December 2008 Franchising World
Successful human-capital investors constantly measure their people for efficiency and performance.
By Vaughn Baker
Recognizing that your employees are an active investment–they are your “human capital,” and not just doers, is the critical ingredient in any business and is often the difference between success and failure. Successful human-capital investors constantly measure their people for efficiency and performance. Unsuccessful investors let their people become the fastest drain on cash and cause for lackluster economic performance and often failure.
Consider your favorite professional athletes and sports teams. When these athletes go out to perform, they know exactly what they have to accomplish. Everyone can see the scoreboard and review the personal performance and statistics of each athlete. Their goals are very clear and their progress is open to scrutiny. They know exactly what is expected of them, how to win the starting position, and what it takes to get to the championship game.
Surprisingly, companies often fail to create an environment of success for their employees. Frequently, employees have no idea if they are doing a good job, or if they are failing, until they sit down with their supervisor. Unfortunately, many companies evaluate employees only on a quarterly or annual basis. Your most important asset and your biggest cost could just be floating along day after day, totally out of touch with your overall mission. An environment of success is one where the employees know what is expected of them, have the tools to perform effectively, and are successfully measured on their results.
Define Workflow Process
Every job in an organization has specific functions, inputs, and outputs that tie into the larger company business workflow. Many franchisors refer to their franchise operations manual as the “Operations Bible.” And yet, even with this precise view into a specific franchise unit, many neglect to consider the operational processes beyond. The additional workflow processes surrounding the sale of new franchises, and the support of their entire franchise network are additional key components to success. Corporate staff jobs, such as franchisee management and technology support, need their own key performance indicators and goals.
Develop Realistic Goals and KPIs
Good managers establish realistic goals for each employee based on the organization’s corporate goals. These goals should be tied as closely as possible to the company’s KPIs and that part of the ‘workflow process’ for which an employee has specific responsibility and accountability. There should be significant thought and discussion in goal setting, and goals cannot be a substitute for leadership or strictly established to push sales results. Good leadership and proper goal setting enables an employee to achieve more than they think they can or dare try. But manager beware, misuse of goals and constantly setting goals higher than anyone can ever possibly achieve only establish an atmosphere of failure. Measure Actual Results
As the manager of your employees and one who helps your franchisees manage their employees, having easy access to each employee’s work results (their “wins and losses” record) is critically important to creating a stable and scalable franchise. With today’s Webbased technology you can create your own instant scoreboard. Goals for the week, month or year can be discussed and reviewed, and then actual business KPIs can be posted real time for every franchisee, or even every employee within each franchisee unit. Management and the franchisee can both compare where they actually stand versus what is expected. When they are ahead of plan, reward and celebrate the wins. When these folks are behind, evaluate, retrain and make changes when needed.
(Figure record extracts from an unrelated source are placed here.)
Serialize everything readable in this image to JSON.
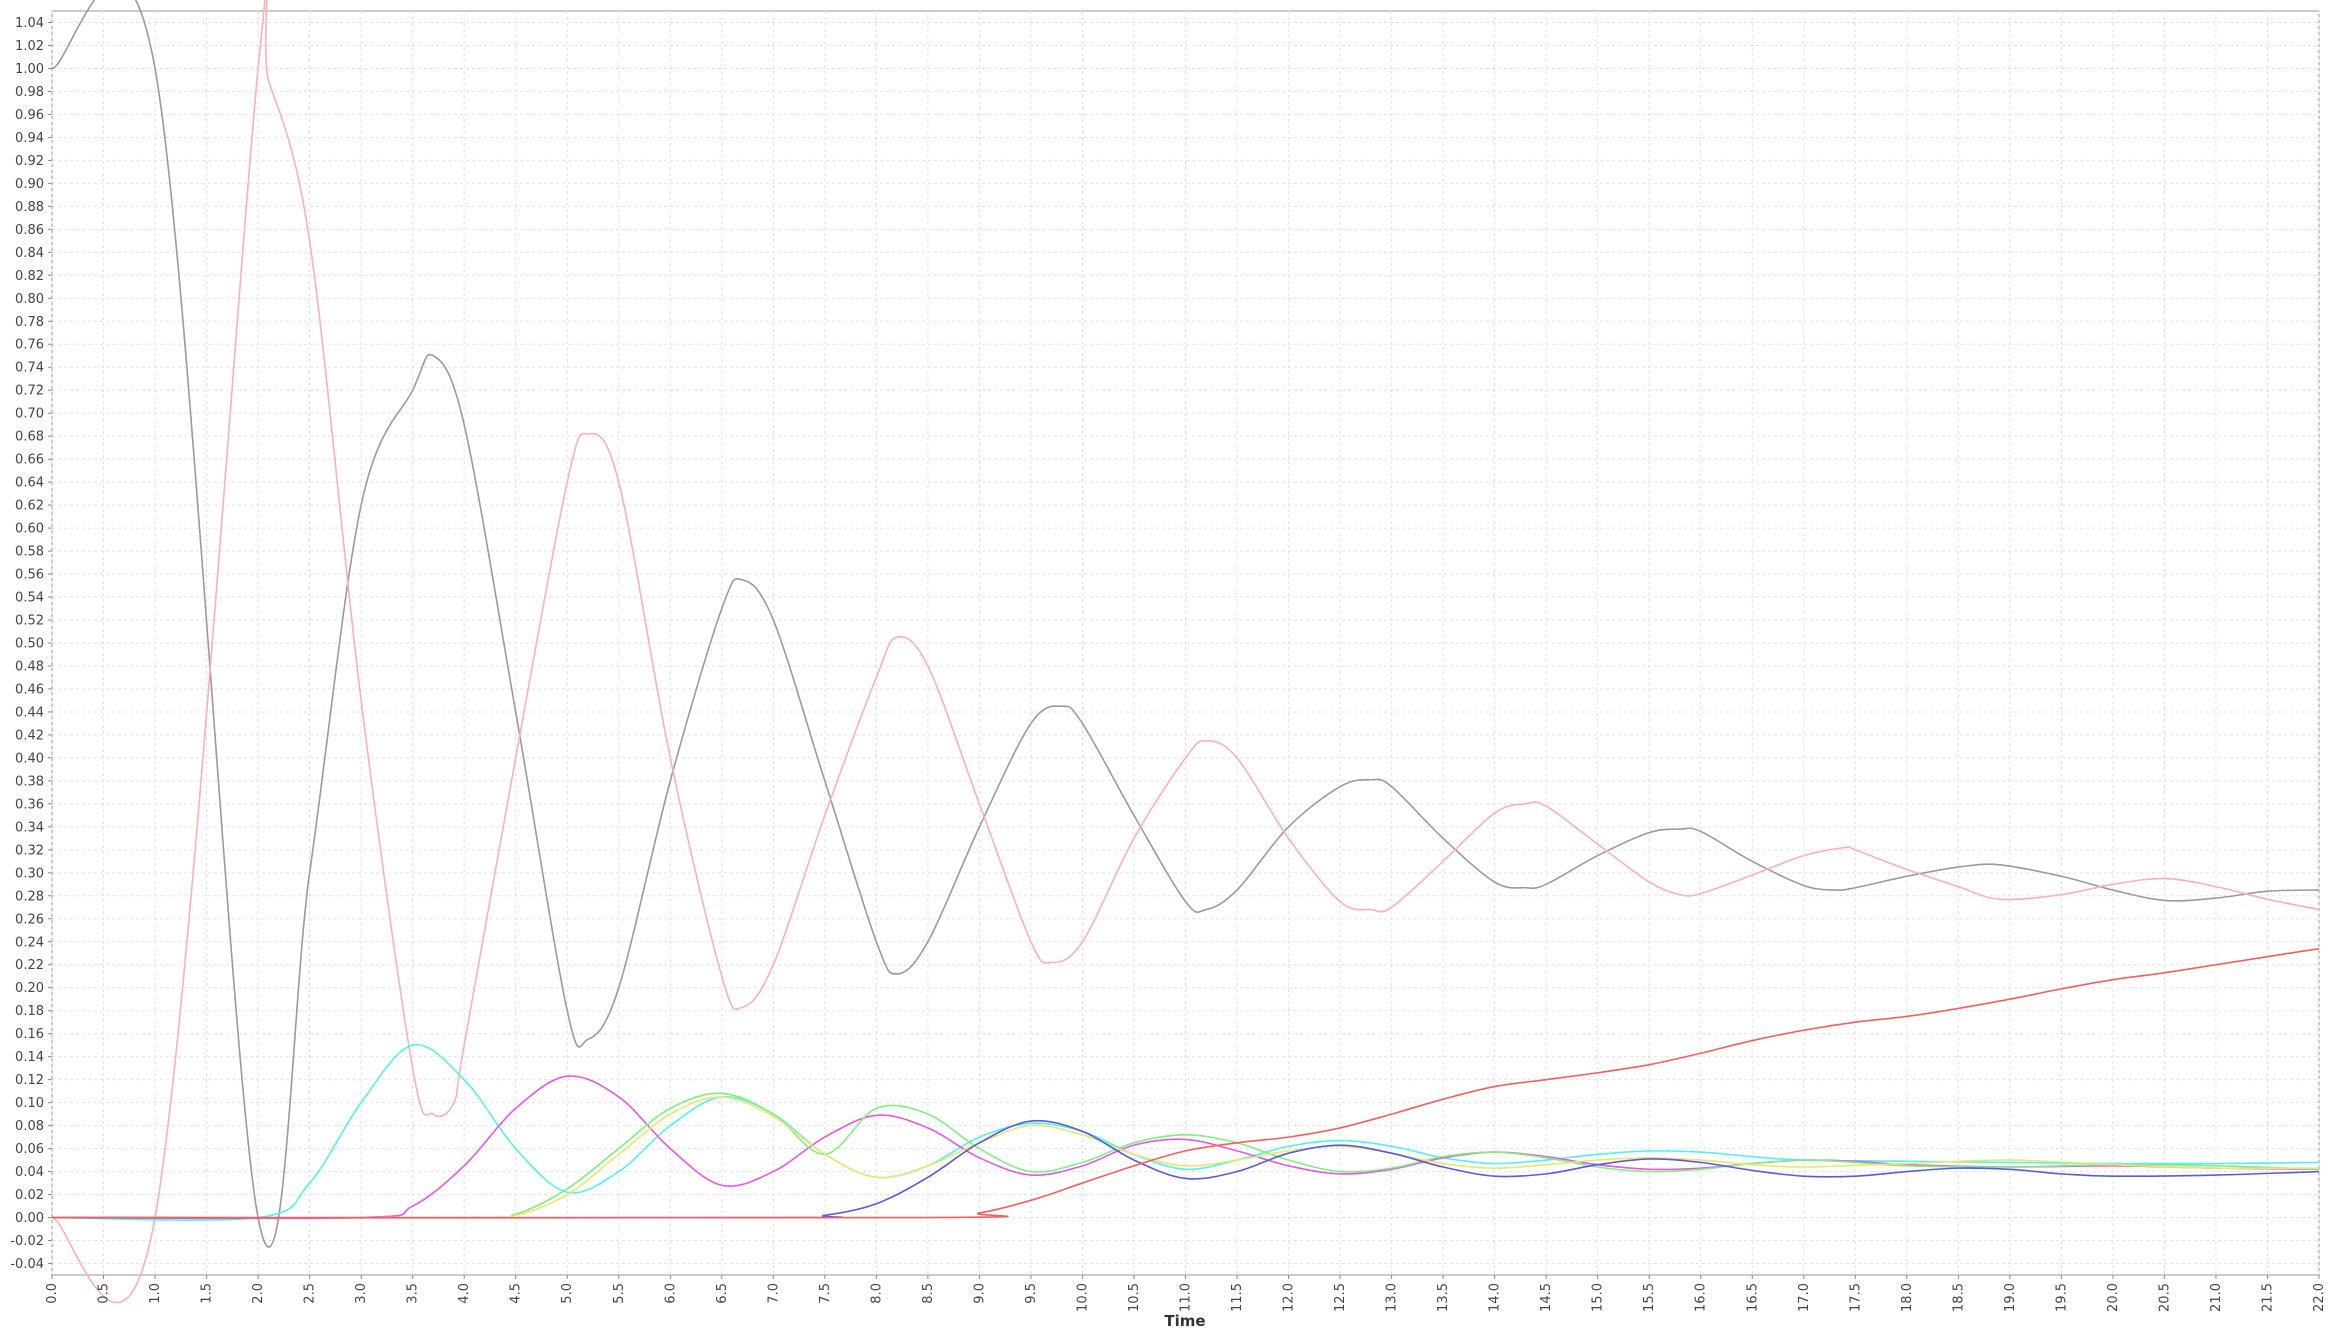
{
  "chart_data": {
    "type": "line",
    "title": "",
    "xlabel": "Time",
    "ylabel": "",
    "xlim": [
      0,
      22
    ],
    "ylim": [
      -0.05,
      1.05
    ],
    "x_tick_step": 0.5,
    "y_tick_step": 0.02,
    "grid": true,
    "legend": "none",
    "series": [
      {
        "color": "#9a9a9a",
        "points": [
          [
            0,
            1.0
          ],
          [
            1.0,
            1.0
          ],
          [
            2.0,
            0.0
          ],
          [
            2.5,
            0.3
          ],
          [
            3.0,
            0.62
          ],
          [
            3.5,
            0.72
          ],
          [
            3.7,
            0.75
          ],
          [
            4.0,
            0.69
          ],
          [
            4.5,
            0.44
          ],
          [
            5.0,
            0.18
          ],
          [
            5.2,
            0.155
          ],
          [
            5.5,
            0.2
          ],
          [
            6.0,
            0.38
          ],
          [
            6.5,
            0.53
          ],
          [
            6.7,
            0.555
          ],
          [
            7.0,
            0.52
          ],
          [
            7.5,
            0.38
          ],
          [
            8.0,
            0.24
          ],
          [
            8.2,
            0.212
          ],
          [
            8.5,
            0.24
          ],
          [
            9.0,
            0.34
          ],
          [
            9.5,
            0.43
          ],
          [
            9.8,
            0.445
          ],
          [
            10.0,
            0.43
          ],
          [
            10.5,
            0.35
          ],
          [
            11.0,
            0.275
          ],
          [
            11.2,
            0.268
          ],
          [
            11.5,
            0.285
          ],
          [
            12.0,
            0.34
          ],
          [
            12.5,
            0.375
          ],
          [
            12.8,
            0.381
          ],
          [
            13.0,
            0.375
          ],
          [
            13.5,
            0.33
          ],
          [
            14.0,
            0.292
          ],
          [
            14.3,
            0.287
          ],
          [
            14.5,
            0.29
          ],
          [
            15.0,
            0.315
          ],
          [
            15.5,
            0.335
          ],
          [
            15.8,
            0.338
          ],
          [
            16.0,
            0.336
          ],
          [
            16.5,
            0.31
          ],
          [
            17.0,
            0.289
          ],
          [
            17.3,
            0.285
          ],
          [
            17.5,
            0.287
          ],
          [
            18.0,
            0.297
          ],
          [
            18.5,
            0.305
          ],
          [
            18.9,
            0.307
          ],
          [
            19.5,
            0.297
          ],
          [
            20.0,
            0.285
          ],
          [
            20.5,
            0.276
          ],
          [
            21.0,
            0.278
          ],
          [
            21.5,
            0.284
          ],
          [
            22.0,
            0.285
          ]
        ]
      },
      {
        "color": "#ffb0b0",
        "points": [
          [
            0,
            0.0
          ],
          [
            1.0,
            0.0
          ],
          [
            2.0,
            1.0
          ],
          [
            2.1,
            0.99
          ],
          [
            2.5,
            0.85
          ],
          [
            3.0,
            0.45
          ],
          [
            3.5,
            0.13
          ],
          [
            3.7,
            0.09
          ],
          [
            3.9,
            0.1
          ],
          [
            4.0,
            0.15
          ],
          [
            4.5,
            0.4
          ],
          [
            5.0,
            0.64
          ],
          [
            5.2,
            0.682
          ],
          [
            5.5,
            0.64
          ],
          [
            6.0,
            0.4
          ],
          [
            6.5,
            0.21
          ],
          [
            6.7,
            0.183
          ],
          [
            7.0,
            0.22
          ],
          [
            7.5,
            0.35
          ],
          [
            8.0,
            0.47
          ],
          [
            8.2,
            0.505
          ],
          [
            8.5,
            0.48
          ],
          [
            9.0,
            0.36
          ],
          [
            9.5,
            0.24
          ],
          [
            9.7,
            0.222
          ],
          [
            10.0,
            0.24
          ],
          [
            10.5,
            0.33
          ],
          [
            11.0,
            0.4
          ],
          [
            11.2,
            0.415
          ],
          [
            11.5,
            0.4
          ],
          [
            12.0,
            0.33
          ],
          [
            12.5,
            0.275
          ],
          [
            12.8,
            0.268
          ],
          [
            13.0,
            0.27
          ],
          [
            13.5,
            0.31
          ],
          [
            14.0,
            0.352
          ],
          [
            14.3,
            0.36
          ],
          [
            14.5,
            0.358
          ],
          [
            15.0,
            0.325
          ],
          [
            15.5,
            0.292
          ],
          [
            15.8,
            0.281
          ],
          [
            16.0,
            0.282
          ],
          [
            16.5,
            0.298
          ],
          [
            17.0,
            0.315
          ],
          [
            17.4,
            0.322
          ],
          [
            17.5,
            0.32
          ],
          [
            18.0,
            0.303
          ],
          [
            18.5,
            0.288
          ],
          [
            18.9,
            0.277
          ],
          [
            19.5,
            0.281
          ],
          [
            20.0,
            0.29
          ],
          [
            20.5,
            0.295
          ],
          [
            21.0,
            0.288
          ],
          [
            21.5,
            0.277
          ],
          [
            22.0,
            0.268
          ]
        ]
      },
      {
        "color": "#55f0f0",
        "points": [
          [
            0,
            0.0
          ],
          [
            2.0,
            0.0
          ],
          [
            2.5,
            0.03
          ],
          [
            3.0,
            0.1
          ],
          [
            3.5,
            0.15
          ],
          [
            4.0,
            0.12
          ],
          [
            4.5,
            0.06
          ],
          [
            5.0,
            0.022
          ],
          [
            5.5,
            0.04
          ],
          [
            6.0,
            0.08
          ],
          [
            6.5,
            0.105
          ],
          [
            7.0,
            0.09
          ],
          [
            7.5,
            0.055
          ],
          [
            8.0,
            0.035
          ],
          [
            8.5,
            0.045
          ],
          [
            9.0,
            0.07
          ],
          [
            9.5,
            0.082
          ],
          [
            10.0,
            0.075
          ],
          [
            10.5,
            0.055
          ],
          [
            11.0,
            0.042
          ],
          [
            11.5,
            0.05
          ],
          [
            12.0,
            0.062
          ],
          [
            12.5,
            0.067
          ],
          [
            13.0,
            0.062
          ],
          [
            13.5,
            0.052
          ],
          [
            14.0,
            0.047
          ],
          [
            14.5,
            0.05
          ],
          [
            15.0,
            0.055
          ],
          [
            15.5,
            0.058
          ],
          [
            16.0,
            0.057
          ],
          [
            16.5,
            0.053
          ],
          [
            17.0,
            0.05
          ],
          [
            18.0,
            0.049
          ],
          [
            19.0,
            0.048
          ],
          [
            20.0,
            0.047
          ],
          [
            21.0,
            0.047
          ],
          [
            22.0,
            0.048
          ]
        ]
      },
      {
        "color": "#e855e8",
        "points": [
          [
            0,
            0.0
          ],
          [
            3.0,
            0.0
          ],
          [
            3.5,
            0.01
          ],
          [
            4.0,
            0.045
          ],
          [
            4.5,
            0.095
          ],
          [
            5.0,
            0.123
          ],
          [
            5.5,
            0.105
          ],
          [
            6.0,
            0.06
          ],
          [
            6.5,
            0.028
          ],
          [
            7.0,
            0.04
          ],
          [
            7.5,
            0.07
          ],
          [
            8.0,
            0.089
          ],
          [
            8.5,
            0.078
          ],
          [
            9.0,
            0.052
          ],
          [
            9.5,
            0.037
          ],
          [
            10.0,
            0.045
          ],
          [
            10.5,
            0.063
          ],
          [
            11.0,
            0.068
          ],
          [
            11.5,
            0.058
          ],
          [
            12.0,
            0.045
          ],
          [
            12.5,
            0.038
          ],
          [
            13.0,
            0.042
          ],
          [
            13.5,
            0.052
          ],
          [
            14.0,
            0.057
          ],
          [
            14.5,
            0.053
          ],
          [
            15.0,
            0.046
          ],
          [
            15.5,
            0.042
          ],
          [
            16.0,
            0.043
          ],
          [
            16.5,
            0.047
          ],
          [
            17.0,
            0.05
          ],
          [
            17.5,
            0.049
          ],
          [
            18.0,
            0.046
          ],
          [
            19.0,
            0.044
          ],
          [
            20.0,
            0.045
          ],
          [
            21.0,
            0.043
          ],
          [
            22.0,
            0.042
          ]
        ]
      },
      {
        "color": "#80ee80",
        "points": [
          [
            0,
            0.0
          ],
          [
            4.0,
            0.0
          ],
          [
            4.5,
            0.003
          ],
          [
            5.0,
            0.025
          ],
          [
            5.5,
            0.06
          ],
          [
            6.0,
            0.095
          ],
          [
            6.5,
            0.108
          ],
          [
            7.0,
            0.09
          ],
          [
            7.5,
            0.055
          ],
          [
            8.0,
            0.095
          ],
          [
            8.5,
            0.09
          ],
          [
            9.0,
            0.06
          ],
          [
            9.5,
            0.04
          ],
          [
            10.0,
            0.048
          ],
          [
            10.5,
            0.065
          ],
          [
            11.0,
            0.072
          ],
          [
            11.5,
            0.065
          ],
          [
            12.0,
            0.05
          ],
          [
            12.5,
            0.04
          ],
          [
            13.0,
            0.043
          ],
          [
            13.5,
            0.053
          ],
          [
            14.0,
            0.057
          ],
          [
            14.5,
            0.052
          ],
          [
            15.0,
            0.044
          ],
          [
            15.5,
            0.04
          ],
          [
            16.0,
            0.042
          ],
          [
            16.5,
            0.047
          ],
          [
            17.0,
            0.05
          ],
          [
            17.5,
            0.048
          ],
          [
            18.0,
            0.045
          ],
          [
            19.0,
            0.044
          ],
          [
            20.0,
            0.046
          ],
          [
            21.0,
            0.045
          ],
          [
            22.0,
            0.042
          ]
        ]
      },
      {
        "color": "#e8e870",
        "points": [
          [
            0,
            0.0
          ],
          [
            4.0,
            0.0
          ],
          [
            4.5,
            0.002
          ],
          [
            5.0,
            0.02
          ],
          [
            5.5,
            0.055
          ],
          [
            6.0,
            0.09
          ],
          [
            6.5,
            0.105
          ],
          [
            7.0,
            0.088
          ],
          [
            7.5,
            0.055
          ],
          [
            8.0,
            0.035
          ],
          [
            8.5,
            0.045
          ],
          [
            9.0,
            0.065
          ],
          [
            9.5,
            0.08
          ],
          [
            10.0,
            0.072
          ],
          [
            10.5,
            0.055
          ],
          [
            11.0,
            0.045
          ],
          [
            11.5,
            0.05
          ],
          [
            12.0,
            0.058
          ],
          [
            12.5,
            0.062
          ],
          [
            13.0,
            0.056
          ],
          [
            13.5,
            0.047
          ],
          [
            14.0,
            0.043
          ],
          [
            14.5,
            0.046
          ],
          [
            15.0,
            0.05
          ],
          [
            15.5,
            0.052
          ],
          [
            16.0,
            0.05
          ],
          [
            16.5,
            0.046
          ],
          [
            17.0,
            0.044
          ],
          [
            18.0,
            0.047
          ],
          [
            19.0,
            0.05
          ],
          [
            20.0,
            0.046
          ],
          [
            21.0,
            0.043
          ],
          [
            22.0,
            0.043
          ]
        ]
      },
      {
        "color": "#5a5ae0",
        "points": [
          [
            0,
            0.0
          ],
          [
            7.0,
            0.0
          ],
          [
            7.5,
            0.002
          ],
          [
            8.0,
            0.012
          ],
          [
            8.5,
            0.035
          ],
          [
            9.0,
            0.065
          ],
          [
            9.5,
            0.084
          ],
          [
            10.0,
            0.075
          ],
          [
            10.5,
            0.05
          ],
          [
            11.0,
            0.034
          ],
          [
            11.5,
            0.04
          ],
          [
            12.0,
            0.056
          ],
          [
            12.5,
            0.063
          ],
          [
            13.0,
            0.056
          ],
          [
            13.5,
            0.044
          ],
          [
            14.0,
            0.036
          ],
          [
            14.5,
            0.038
          ],
          [
            15.0,
            0.046
          ],
          [
            15.5,
            0.051
          ],
          [
            16.0,
            0.048
          ],
          [
            16.5,
            0.041
          ],
          [
            17.0,
            0.036
          ],
          [
            17.5,
            0.036
          ],
          [
            18.0,
            0.04
          ],
          [
            18.5,
            0.043
          ],
          [
            19.0,
            0.042
          ],
          [
            19.5,
            0.038
          ],
          [
            20.0,
            0.036
          ],
          [
            21.0,
            0.037
          ],
          [
            22.0,
            0.04
          ]
        ]
      },
      {
        "color": "#f06060",
        "points": [
          [
            0,
            0.0
          ],
          [
            8.5,
            0.0
          ],
          [
            9.0,
            0.004
          ],
          [
            9.5,
            0.015
          ],
          [
            10.0,
            0.03
          ],
          [
            10.5,
            0.045
          ],
          [
            11.0,
            0.058
          ],
          [
            11.5,
            0.065
          ],
          [
            12.0,
            0.07
          ],
          [
            12.5,
            0.078
          ],
          [
            13.0,
            0.09
          ],
          [
            13.5,
            0.103
          ],
          [
            14.0,
            0.114
          ],
          [
            14.5,
            0.12
          ],
          [
            15.0,
            0.126
          ],
          [
            15.5,
            0.133
          ],
          [
            16.0,
            0.143
          ],
          [
            16.5,
            0.154
          ],
          [
            17.0,
            0.163
          ],
          [
            17.5,
            0.17
          ],
          [
            18.0,
            0.175
          ],
          [
            18.5,
            0.182
          ],
          [
            19.0,
            0.19
          ],
          [
            19.5,
            0.199
          ],
          [
            20.0,
            0.207
          ],
          [
            20.5,
            0.213
          ],
          [
            21.0,
            0.22
          ],
          [
            21.5,
            0.227
          ],
          [
            22.0,
            0.234
          ]
        ]
      }
    ]
  }
}
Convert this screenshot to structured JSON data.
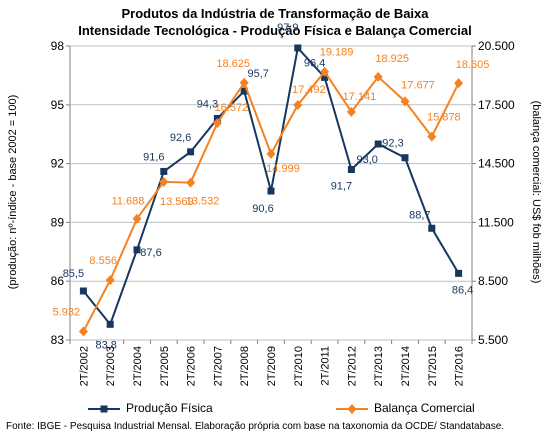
{
  "chart_data": {
    "type": "line",
    "title_lines": [
      "Produtos da Indústria de Transformação de Baixa",
      "Intensidade Tecnológica - Produção Física e Balança Comercial"
    ],
    "categories": [
      "2T/2002",
      "2T/2003",
      "2T/2004",
      "2T/2005",
      "2T/2006",
      "2T/2007",
      "2T/2008",
      "2T/2009",
      "2T/2010",
      "2T/2011",
      "2T/2012",
      "2T/2013",
      "2T/2014",
      "2T/2015",
      "2T/2016"
    ],
    "y_left": {
      "label": "(produção: nº-índice - base 2002 = 100)",
      "range": [
        83,
        98
      ],
      "ticks": [
        "83",
        "86",
        "89",
        "92",
        "95",
        "98"
      ],
      "tick_values": [
        83,
        86,
        89,
        92,
        95,
        98
      ]
    },
    "y_right": {
      "label": "(balança comercial: US$ fob milhões)",
      "range": [
        5500,
        20500
      ],
      "ticks": [
        "5.500",
        "8.500",
        "11.500",
        "14.500",
        "17.500",
        "20.500"
      ],
      "tick_values": [
        5500,
        8500,
        11500,
        14500,
        17500,
        20500
      ]
    },
    "series": [
      {
        "name": "Produção Física",
        "axis": "left",
        "color": "#17375e",
        "marker": "square",
        "values": [
          85.5,
          83.8,
          87.6,
          91.6,
          92.6,
          94.3,
          95.7,
          90.6,
          97.9,
          96.4,
          91.7,
          93.0,
          92.3,
          88.7,
          86.4
        ],
        "labels": [
          "85,5",
          "83,8",
          "87,6",
          "91,6",
          "92,6",
          "94,3",
          "95,7",
          "90,6",
          "97,9",
          "96,4",
          "91,7",
          "93,0",
          "92,3",
          "88,7",
          "86,4"
        ],
        "label_color": "#17375e"
      },
      {
        "name": "Balança Comercial",
        "axis": "right",
        "color": "#f58220",
        "marker": "diamond",
        "values": [
          5932,
          8556,
          11688,
          13569,
          13532,
          16572,
          18625,
          14999,
          17492,
          19189,
          17141,
          18925,
          17677,
          15878,
          18605
        ],
        "labels": [
          "5.932",
          "8.556",
          "11.688",
          "13.569",
          "13.532",
          "16.572",
          "18.625",
          "14.999",
          "17.492",
          "19.189",
          "17.141",
          "18.925",
          "17.677",
          "15.878",
          "18.605"
        ],
        "label_color": "#f58220"
      }
    ],
    "grid": true,
    "legend_position": "bottom"
  },
  "source_text": "Fonte: IBGE - Pesquisa Industrial Mensal. Elaboração própria com base na taxonomia da OCDE/ Standatabase."
}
No doubt, the cost of retraining is a lot less than the costs associated with dismissal: the hiring process for replacement employees and the down-time associated with a new employee getting up to speed. Once again measurement results are beneficial because they reveal exactly how much training, and specifically what type of retraining is necessary.
Hiring for Job Placement
The recruiting process within a company is sometimes a bit over the top in terms of selling a potential employee on the company, and frequently understated in terms of communicating the daily job that needs to be done. But agreeing to job expectations and goals should be an important part of recruiting. If you have established standards and objectives, someone squeamish about the specific goals and KPIs is possibly not going to measure up, while someone better suited for that position would instinctively understand and be appreciative of the challenge.
You may be thinking that the largest hurdle with the goal-setting and measurement process is not defining goals, but gaining access to good and reliable results data. But today, thanks to technology, there is a live scoreboard for all the players on your team. Web based technology can sniff out problems and tell you today, not next month, which employees or franchisees need assistance, then allow you to drill down in several clicks to see what is happening with any franchisee. For example, you can immediately “see” how effectively they are processing their leads, or how many estimates they have in their pipeline, how many appointments they have booked, how far behind they are in scheduling new business or whatever the custom established KPIs you are monitoring. You can even have a window into determining whether your franchisees are collectively better financially this year than last year. Web-based technology can also be integrated with accounting so you automatically receive your royalty reports, and the franchisor-franchisee tension that usually results from manually-produced royalty reports is mitigated by effective transparent automatic reports produced in real time.